En el año 2023, Nicaragua presenta un panorama energético donde más de la mitad de su electricidad proviene de fuentes bajas en carbono, lo que es un avance relevante hacia un suministro más limpio y sostenible. Aproximadamente el 51% de la electricidad se genera a través de estas prácticas verdes, con una significativa participación de los biocombustibles, que representan algo más del 16%, la energía geotérmica cerca del 13% y la energía hidroeléctrica y eólica con un 12% y 10%, respectivamente. Sin embargo, todavía existe un importante uso de energía de combustibles fósiles, que representa alrededor del 28%, y un 20% proviene de importaciones netas de energía. Este balance resalta el potencial de Nicaragua para minimizar sus emisiones de gases de efecto invernadero si aumenta la proporción de energías bajas en carbono.
Las fuentes de datos utilizadas en esta página incluyen Ember, IEA y World Bank. Más sobre fuentes de datos →
¿Está creciendo la electricidad en Nicaragua?
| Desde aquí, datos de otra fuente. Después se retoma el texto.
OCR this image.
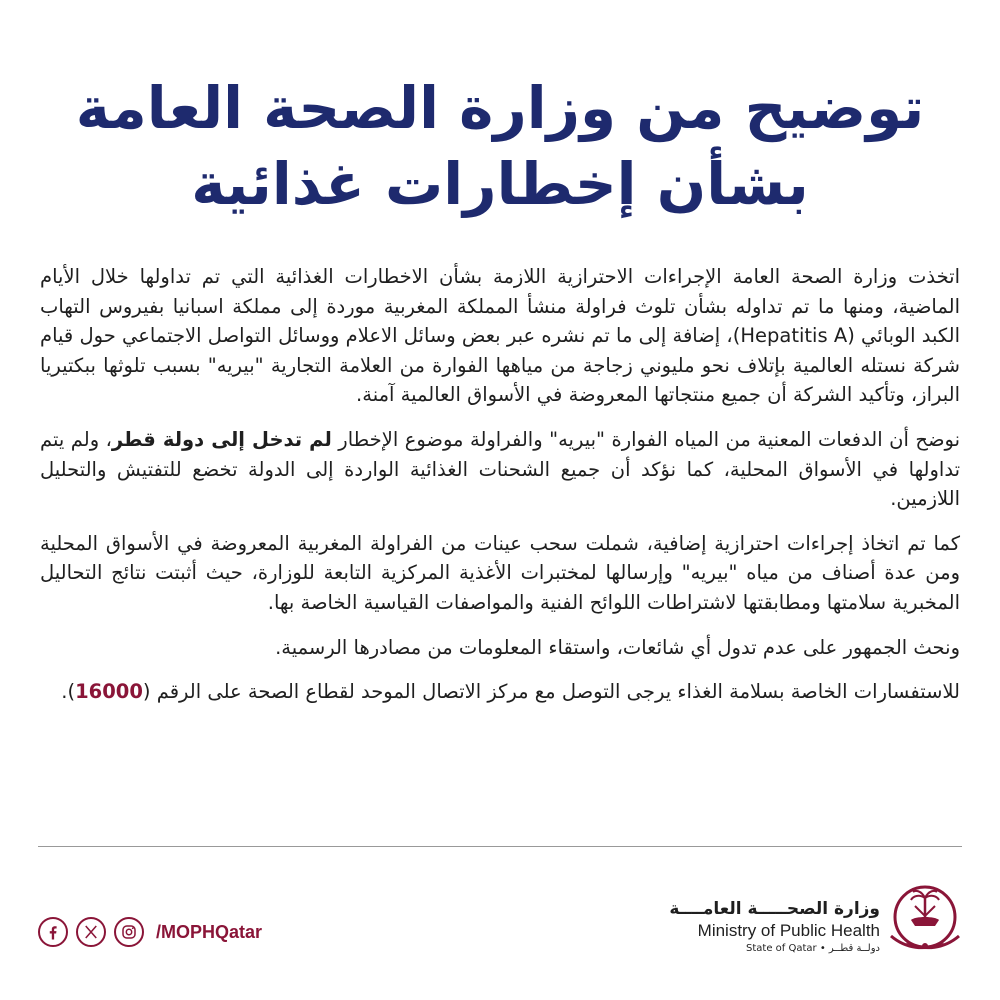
توضيح من وزارة الصحة العامة
بشأن إخطارات غذائية

اتخذت وزارة الصحة العامة الإجراءات الاحترازية اللازمة بشأن الاخطارات الغذائية التي تم تداولها خلال الأيام الماضية، ومنها ما تم تداوله بشأن تلوث فراولة منشأ المملكة المغربية موردة إلى مملكة اسبانيا بفيروس التهاب الكبد الوبائي (Hepatitis A)، إضافة إلى ما تم نشره عبر بعض وسائل الاعلام ووسائل التواصل الاجتماعي حول قيام شركة نستله العالمية بإتلاف نحو مليوني زجاجة من مياهها الفوارة من العلامة التجارية "بيريه" بسبب تلوثها ببكتيريا البراز، وتأكيد الشركة أن جميع منتجاتها المعروضة في الأسواق العالمية آمنة.

نوضح أن الدفعات المعنية من المياه الفوارة "بيريه" والفراولة موضوع الإخطار لم تدخل إلى دولة قطر، ولم يتم تداولها في الأسواق المحلية، كما نؤكد أن جميع الشحنات الغذائية الواردة إلى الدولة تخضع للتفتيش والتحليل اللازمين.

كما تم اتخاذ إجراءات احترازية إضافية، شملت سحب عينات من الفراولة المغربية المعروضة في الأسواق المحلية ومن عدة أصناف من مياه "بيريه" وإرسالها لمختبرات الأغذية المركزية التابعة للوزارة، حيث أثبتت نتائج التحاليل المخبرية سلامتها ومطابقتها لاشتراطات اللوائح الفنية والمواصفات القياسية الخاصة بها.

ونحث الجمهور على عدم تدول أي شائعات، واستقاء المعلومات من مصادرها الرسمية.

للاستفسارات الخاصة بسلامة الغذاء يرجى التوصل مع مركز الاتصال الموحد لقطاع الصحة على الرقم (16000).

/MOPHQatar
وزارة الصحـــــة العامــــة
Ministry of Public Health
State of Qatar • دولــة قطــر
El crecimiento del consumo de electricidad en Nicaragua está presente aunque podría considerarse moderado. En 2023, el consumo total de electricidad fue de 806 kWh por persona, un aumento ligero sobre la cifra récord de 799 kWh por persona en 2022, marcando apenas un crecimiento de 7 kWh. Al enfocar en la generación de electricidad baja en carbono, notamos un leve descenso, ya que la última cifra es de 413 kWh por persona, comparación negativa con el récord anterior de 438 kWh por persona en 2021. Esto representa una disminución de 25 kWh, una tendencia preocupante ya que el incremento de la energía limpia es crucial para mitigar los efectos del cambio climático.
Sugerencias
Para fortalecer la generación baja en carbono en Nicaragua, una recomendación clave es ampliar la energía eólica, la cual ya tiene una buena presencia en el sistema eléctrico nacional. Mirando hacia el exterior, Dinamarca y Iowa son ejemplos destacados, ambos generando más del 58% de su electricidad mediante energía eólica. Además, mientras Estados como California generan más del 30% de su electricidad con energía solar, hay una clara oportunidad para Nicaragua de incrementar la instalación de tecnología solar, considerando su alto potencial solar. Un enfoque equitativo y estratégico en el crecimiento de estas fuentes podría llevar a Nicaragua a reducir las emisiones de carbono, mejorar su independencia energética y contribuir a un desarrollo sustentable.
Historia
La historia de la electricidad baja en carbono en Nicaragua muestra una serie de altibajos en las últimas décadas. En los años 70 y 80, la energía hidroeléctrica tuvo fluctuaciones con incrementos y reducciones ocasionales. Entre 2012 y 2014, se observó un impulso significativo con incrementos tanto en la energía geotérmica como en la eólica. Sin embargo, a lo largo de la década del 2010, la energía eólica presentó una ligera disminución en algunas ocasiones, aunque ha habido esfuerzos por mantener el crecimiento. Estos cambios subrayan la importancia de adoptar políticas consistentes y apoyo en inversión para aprovechar el potencial de crecimiento en energías limpias, particularmente en áreas donde Nicaragua ha mostrado progreso, como la energía eólica y geotérmica.